Muizentestikels maken minstens 54 eiwitten aan die op zich niet essentieel zijn voor de voortplanting. Dat zijn alvast 54 genen minder op de prioriteitenlijst voor uitgebreid onderzoek, suggereren Japanse en Amerikaanse onderzoekers in PNAS.
De publicatie kan de archieven in als momentopname van genetisch onderzoek anno 2016. Ten eerste omdat het dankzij CRISPR-Cas-editing nu zomaar mogelijk is om ‘eventjes’ tientallen muizenfamilies te kweken waarin één van die genen is uitgeschakeld. Slecht nieuws voor die muizen, maar fijn voor menselijke genetici. Het is zelfs zo gemakkeljk geworden, dat je volgens de auteurs beter even snel een muizentest kunt doen voordat je moeite steekt in onderzoek (in vitro, uiteraard) naar de menselijke variant van datzelfde gen.
Maar ook valt op dat de auteurs het heel erg altruïstisch van zichzelf vinden dat ze een lijstje publiceren met 54 genen waarvan uitschakeling geen enkel merkbaar effect heeft. Normaal gesproken halen knockout-muizen alleen de wetenschappelijke literatuur als je wél effect ziet. De kans is dan levensgroot dat niet-essentieel bevonden genen telkens opnieuw tevergeefs worden onderzocht door mensen die niet kunnen weten dat een ander het ook al heeft gedaan.
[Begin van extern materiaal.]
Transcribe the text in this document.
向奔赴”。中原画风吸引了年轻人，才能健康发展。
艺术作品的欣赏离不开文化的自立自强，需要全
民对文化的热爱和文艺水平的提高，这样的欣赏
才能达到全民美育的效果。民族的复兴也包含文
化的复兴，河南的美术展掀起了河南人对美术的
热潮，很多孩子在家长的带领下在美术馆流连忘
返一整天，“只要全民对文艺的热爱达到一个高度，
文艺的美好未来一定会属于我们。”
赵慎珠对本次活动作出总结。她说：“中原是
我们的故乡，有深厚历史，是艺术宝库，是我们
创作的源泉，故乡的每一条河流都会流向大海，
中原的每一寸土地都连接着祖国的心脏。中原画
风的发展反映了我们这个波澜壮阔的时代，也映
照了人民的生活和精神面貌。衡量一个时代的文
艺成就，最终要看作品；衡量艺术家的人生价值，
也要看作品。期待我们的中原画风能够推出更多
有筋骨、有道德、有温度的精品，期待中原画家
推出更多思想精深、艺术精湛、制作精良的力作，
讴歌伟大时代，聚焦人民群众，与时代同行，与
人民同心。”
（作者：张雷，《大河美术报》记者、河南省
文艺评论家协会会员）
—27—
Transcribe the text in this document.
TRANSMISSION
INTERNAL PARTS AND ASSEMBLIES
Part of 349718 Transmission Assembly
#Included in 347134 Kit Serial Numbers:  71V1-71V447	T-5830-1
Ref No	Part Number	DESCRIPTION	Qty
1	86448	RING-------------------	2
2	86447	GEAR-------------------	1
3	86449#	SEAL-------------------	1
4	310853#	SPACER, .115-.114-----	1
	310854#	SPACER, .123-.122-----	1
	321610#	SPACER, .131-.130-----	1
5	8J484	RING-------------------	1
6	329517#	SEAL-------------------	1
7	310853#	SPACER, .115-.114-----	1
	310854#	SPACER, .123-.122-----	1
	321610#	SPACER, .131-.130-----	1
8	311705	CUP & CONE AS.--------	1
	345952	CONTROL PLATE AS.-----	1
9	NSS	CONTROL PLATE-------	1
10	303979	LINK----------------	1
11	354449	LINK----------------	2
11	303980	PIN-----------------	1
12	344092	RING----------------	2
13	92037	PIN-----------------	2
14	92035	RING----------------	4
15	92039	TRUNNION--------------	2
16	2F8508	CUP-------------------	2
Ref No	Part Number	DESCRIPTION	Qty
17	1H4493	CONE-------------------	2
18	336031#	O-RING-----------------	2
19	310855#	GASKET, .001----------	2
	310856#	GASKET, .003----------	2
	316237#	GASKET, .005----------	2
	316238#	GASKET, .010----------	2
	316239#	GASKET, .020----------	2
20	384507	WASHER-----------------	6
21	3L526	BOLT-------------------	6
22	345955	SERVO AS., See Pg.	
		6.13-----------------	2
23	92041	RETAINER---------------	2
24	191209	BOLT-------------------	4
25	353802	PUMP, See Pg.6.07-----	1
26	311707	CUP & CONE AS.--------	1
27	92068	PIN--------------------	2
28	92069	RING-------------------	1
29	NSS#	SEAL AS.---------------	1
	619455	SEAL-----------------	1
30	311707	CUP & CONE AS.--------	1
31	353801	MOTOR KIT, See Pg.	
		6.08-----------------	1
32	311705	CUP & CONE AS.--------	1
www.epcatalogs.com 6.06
Terugkomend op de wetenschappelijke betekenis: het betrof 54 genen uit een collectie van 2.300 waarvan bekend is dat ze ‘testis-enriched’ zijn, dus in de zaadballen meer eiwitten produceren dan elders. Je zou dus verwachten dat ze iets met de vruchtbaarheid te maken hebben. Bovendien zijn ze ongeveer hetzelfde bij alle gewervelde dieren en soms zelfs bij alle eukaryoten, wat suggereert dat ze te belangrijk zijn om verder te evolueren. Maar van de meeste van die eiwitten is de functie nog een raadsel.
Het onderzoek kwam er op neer dat bij muizen telkens één van die genen werd uitgeschakeld. Die muizen bleken gewoon allemaal voor nakomelingen te kunnen zorgen. Dat betekent dat die genen óf helemaal niets met de vruchtbaarheid te maken hebben, óf dat er andere genen zijn die hun taken kunnen overnemen. Dat laatste is het meest waarschijnlijk maar om het te onderzoeken moet je genen met twee of meer tegelijk gaan uitschakelen. Ten eerste wordt het aantal mogelijke combinaties dan onaangenaam groot, ten tweede kunnen de huidige CRISPR-Cas-systemen sowieso maar één gen tegelijk verknippen.